Doesn't the Westchester Consent Decree require an Implementation Plan that insures pro-AFFH development?
July 21, 2012 — The Consent Decree unmistakably contemplates that all housing developed under the Decree will be developed pursuant to an Implementation Plan (IP) that sets forth with specificity how the County plans to discharge its obligations.
Paragraph 20(d) of the Decree makes plain that the only acceptable IP is one that “accomplishes the objectives and terms” of the Decree. And paragraph 7(j) is one of several places in the Decree that states explicitly that the purpose of the Decree is “to AFFH” (that is, to affirmatively further fair housing”).
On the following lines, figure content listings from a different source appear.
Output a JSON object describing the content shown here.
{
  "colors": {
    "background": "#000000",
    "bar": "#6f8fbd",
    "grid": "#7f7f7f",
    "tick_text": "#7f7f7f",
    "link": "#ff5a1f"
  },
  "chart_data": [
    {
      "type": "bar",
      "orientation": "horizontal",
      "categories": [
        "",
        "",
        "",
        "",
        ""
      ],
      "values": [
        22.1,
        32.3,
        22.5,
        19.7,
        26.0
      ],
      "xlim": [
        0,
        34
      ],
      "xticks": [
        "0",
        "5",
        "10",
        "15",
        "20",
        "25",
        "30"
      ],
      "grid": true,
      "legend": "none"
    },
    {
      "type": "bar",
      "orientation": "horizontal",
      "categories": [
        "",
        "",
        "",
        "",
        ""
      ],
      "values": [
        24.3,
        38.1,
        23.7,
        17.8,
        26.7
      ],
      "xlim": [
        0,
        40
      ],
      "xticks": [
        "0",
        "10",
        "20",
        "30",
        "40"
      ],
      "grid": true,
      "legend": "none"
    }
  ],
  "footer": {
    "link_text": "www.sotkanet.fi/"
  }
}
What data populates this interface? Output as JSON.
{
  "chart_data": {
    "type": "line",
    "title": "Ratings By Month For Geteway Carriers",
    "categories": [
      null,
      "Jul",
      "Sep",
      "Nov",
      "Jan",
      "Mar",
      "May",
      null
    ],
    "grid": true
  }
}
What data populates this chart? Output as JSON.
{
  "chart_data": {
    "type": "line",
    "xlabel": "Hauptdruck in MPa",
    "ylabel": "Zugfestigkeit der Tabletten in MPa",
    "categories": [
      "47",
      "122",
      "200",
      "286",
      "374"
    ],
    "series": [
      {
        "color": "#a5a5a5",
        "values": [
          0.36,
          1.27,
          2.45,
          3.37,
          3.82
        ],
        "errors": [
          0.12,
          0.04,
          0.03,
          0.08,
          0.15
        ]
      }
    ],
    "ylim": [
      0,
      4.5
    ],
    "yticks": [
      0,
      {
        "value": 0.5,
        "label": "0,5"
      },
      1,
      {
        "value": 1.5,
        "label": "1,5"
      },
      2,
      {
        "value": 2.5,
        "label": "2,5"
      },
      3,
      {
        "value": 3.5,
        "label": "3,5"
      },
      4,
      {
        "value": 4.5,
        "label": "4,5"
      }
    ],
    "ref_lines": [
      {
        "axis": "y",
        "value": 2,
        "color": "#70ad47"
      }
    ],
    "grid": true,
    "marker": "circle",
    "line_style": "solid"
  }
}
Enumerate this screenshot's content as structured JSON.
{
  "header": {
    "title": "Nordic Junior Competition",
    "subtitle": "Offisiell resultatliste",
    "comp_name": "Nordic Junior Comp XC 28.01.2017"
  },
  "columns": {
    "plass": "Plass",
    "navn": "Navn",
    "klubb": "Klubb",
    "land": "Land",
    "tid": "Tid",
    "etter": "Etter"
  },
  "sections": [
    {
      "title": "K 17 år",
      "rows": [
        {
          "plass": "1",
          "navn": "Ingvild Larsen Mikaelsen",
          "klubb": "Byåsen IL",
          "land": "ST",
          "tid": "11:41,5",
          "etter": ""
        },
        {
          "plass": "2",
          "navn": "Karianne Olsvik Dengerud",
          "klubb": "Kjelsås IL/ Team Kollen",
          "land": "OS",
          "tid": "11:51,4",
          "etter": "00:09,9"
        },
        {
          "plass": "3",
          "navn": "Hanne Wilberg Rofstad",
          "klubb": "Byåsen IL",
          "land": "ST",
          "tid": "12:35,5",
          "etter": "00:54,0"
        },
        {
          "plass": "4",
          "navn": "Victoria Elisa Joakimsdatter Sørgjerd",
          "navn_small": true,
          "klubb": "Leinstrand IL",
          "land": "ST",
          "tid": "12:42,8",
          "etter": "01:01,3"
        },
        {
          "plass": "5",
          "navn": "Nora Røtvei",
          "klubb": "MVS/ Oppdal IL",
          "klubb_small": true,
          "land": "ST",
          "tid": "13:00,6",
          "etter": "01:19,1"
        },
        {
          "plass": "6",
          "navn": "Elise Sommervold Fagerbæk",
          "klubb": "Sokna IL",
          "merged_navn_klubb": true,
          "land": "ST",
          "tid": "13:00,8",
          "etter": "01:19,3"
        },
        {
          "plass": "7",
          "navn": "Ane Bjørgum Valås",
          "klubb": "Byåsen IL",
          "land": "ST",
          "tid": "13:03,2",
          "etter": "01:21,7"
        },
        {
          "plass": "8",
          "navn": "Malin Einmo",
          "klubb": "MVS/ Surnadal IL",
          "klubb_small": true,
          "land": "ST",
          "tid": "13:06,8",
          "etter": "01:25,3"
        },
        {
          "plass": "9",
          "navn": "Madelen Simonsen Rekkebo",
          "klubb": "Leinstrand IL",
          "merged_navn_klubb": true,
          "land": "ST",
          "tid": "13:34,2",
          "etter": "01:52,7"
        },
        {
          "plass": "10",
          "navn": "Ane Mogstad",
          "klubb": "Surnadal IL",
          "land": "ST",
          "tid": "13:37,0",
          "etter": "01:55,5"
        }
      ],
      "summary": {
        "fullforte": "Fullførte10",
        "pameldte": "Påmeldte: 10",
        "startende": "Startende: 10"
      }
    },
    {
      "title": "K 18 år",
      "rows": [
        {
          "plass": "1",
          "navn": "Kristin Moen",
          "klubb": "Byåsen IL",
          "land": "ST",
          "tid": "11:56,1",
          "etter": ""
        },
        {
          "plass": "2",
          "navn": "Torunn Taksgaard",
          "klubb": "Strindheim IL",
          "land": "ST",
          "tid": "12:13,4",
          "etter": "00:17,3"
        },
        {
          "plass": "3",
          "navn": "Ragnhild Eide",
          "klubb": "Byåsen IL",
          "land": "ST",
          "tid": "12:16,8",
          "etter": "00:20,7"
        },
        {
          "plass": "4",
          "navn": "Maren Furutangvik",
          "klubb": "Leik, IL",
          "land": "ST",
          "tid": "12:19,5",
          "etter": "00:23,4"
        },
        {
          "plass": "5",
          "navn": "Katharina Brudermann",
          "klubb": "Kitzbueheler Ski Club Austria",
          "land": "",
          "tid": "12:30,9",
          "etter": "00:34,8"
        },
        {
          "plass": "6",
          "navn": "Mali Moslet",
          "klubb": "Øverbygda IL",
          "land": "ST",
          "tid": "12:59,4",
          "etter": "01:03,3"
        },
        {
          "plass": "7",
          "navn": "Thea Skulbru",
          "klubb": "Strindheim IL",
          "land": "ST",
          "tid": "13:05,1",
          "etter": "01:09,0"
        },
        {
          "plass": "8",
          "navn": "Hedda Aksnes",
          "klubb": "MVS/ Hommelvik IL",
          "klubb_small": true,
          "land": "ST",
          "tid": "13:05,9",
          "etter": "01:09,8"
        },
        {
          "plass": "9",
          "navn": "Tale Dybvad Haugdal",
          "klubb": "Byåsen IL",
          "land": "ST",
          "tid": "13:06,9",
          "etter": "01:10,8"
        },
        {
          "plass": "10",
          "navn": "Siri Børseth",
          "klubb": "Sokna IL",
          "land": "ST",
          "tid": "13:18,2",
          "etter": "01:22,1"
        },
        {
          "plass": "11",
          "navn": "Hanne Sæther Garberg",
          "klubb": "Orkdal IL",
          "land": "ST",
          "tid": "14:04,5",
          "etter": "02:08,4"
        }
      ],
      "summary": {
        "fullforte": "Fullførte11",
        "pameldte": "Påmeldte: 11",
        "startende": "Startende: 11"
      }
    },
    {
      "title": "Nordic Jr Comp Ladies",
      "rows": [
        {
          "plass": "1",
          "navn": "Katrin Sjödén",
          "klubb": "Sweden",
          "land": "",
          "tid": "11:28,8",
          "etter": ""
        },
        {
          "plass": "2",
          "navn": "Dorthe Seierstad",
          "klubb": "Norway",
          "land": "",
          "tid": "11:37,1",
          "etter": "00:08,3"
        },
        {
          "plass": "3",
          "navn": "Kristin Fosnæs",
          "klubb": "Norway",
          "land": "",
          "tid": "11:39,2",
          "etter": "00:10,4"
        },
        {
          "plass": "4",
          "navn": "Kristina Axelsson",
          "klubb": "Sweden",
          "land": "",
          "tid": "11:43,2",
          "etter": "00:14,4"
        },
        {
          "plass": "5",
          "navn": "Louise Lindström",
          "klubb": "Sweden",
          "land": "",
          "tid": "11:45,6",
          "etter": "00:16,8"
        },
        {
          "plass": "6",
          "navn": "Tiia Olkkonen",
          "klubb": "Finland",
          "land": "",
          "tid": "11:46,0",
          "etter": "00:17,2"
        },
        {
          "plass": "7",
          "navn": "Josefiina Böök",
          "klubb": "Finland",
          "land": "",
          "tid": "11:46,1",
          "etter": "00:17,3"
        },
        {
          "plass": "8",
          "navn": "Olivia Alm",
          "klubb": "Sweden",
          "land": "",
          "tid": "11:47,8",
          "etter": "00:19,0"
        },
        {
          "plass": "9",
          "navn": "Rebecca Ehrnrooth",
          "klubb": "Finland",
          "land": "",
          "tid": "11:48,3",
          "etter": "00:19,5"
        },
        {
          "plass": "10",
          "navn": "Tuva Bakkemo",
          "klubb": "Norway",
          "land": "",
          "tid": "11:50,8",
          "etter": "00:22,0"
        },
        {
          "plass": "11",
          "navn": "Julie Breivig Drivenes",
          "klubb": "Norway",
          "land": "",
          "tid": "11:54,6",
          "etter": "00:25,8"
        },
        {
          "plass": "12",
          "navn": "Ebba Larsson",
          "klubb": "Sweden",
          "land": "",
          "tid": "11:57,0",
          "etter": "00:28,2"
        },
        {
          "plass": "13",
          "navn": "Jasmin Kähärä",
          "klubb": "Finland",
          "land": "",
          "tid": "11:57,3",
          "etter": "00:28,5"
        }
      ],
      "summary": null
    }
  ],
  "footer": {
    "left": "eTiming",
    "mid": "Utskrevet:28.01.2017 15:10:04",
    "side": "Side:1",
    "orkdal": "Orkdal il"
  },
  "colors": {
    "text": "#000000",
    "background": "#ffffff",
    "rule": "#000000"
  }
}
In short, only pro-AFFH housing is Decree-compliant, and the idea that proposed housing has to meet only municipal-level criteria is without foundation.
So what has happened? Three years after the Consent Decree was entered, and two years after the Monitor found Westchester’s second IP to be non-compliant, there is no IP in place that remotely begins to assure AFFH (though Consent Decree, ¶ 20(d) required the Monitor to impose such an IP). All housing development has proceeded in an ad hoc fashion, and, despite the fact that the overwhelming number of units being developed do not AFFH, that development has been “counted.”
Some specific questions to think about:
Is there an IP that makes certain that development sites needing remediation won’t be selected? No.
Is there an IP that makes certain that development sites won’t isolate or stigmatize residents but rather will integrate residents into the community? No.
Is there an IP that makes certain that housing units (or at least a minimum percentage of them) will be placed within existing residential neighborhoods on populated census blocks that are currently least African-American and Latino? No.
Is there an IP that makes certain that any minimum percentage of housing developments are a mix of market-rate and subsidized units? No.
Is there an IP that delineates how Westchester will acquire interests in property with maximum desesgration potential? No.
Is there an IP that commits Westchester to proceeding with litigation against municipalities that retain barriers to fair housing choice? No.
Is there an IP that includes any of the features that ADC identified as characteristic of a genuine IP in our motion to enforce that was submitted more than a year ago? No. (Note: the consideration of ADC’s enforcement motion was successfully opposed by the Government and the Monitor.)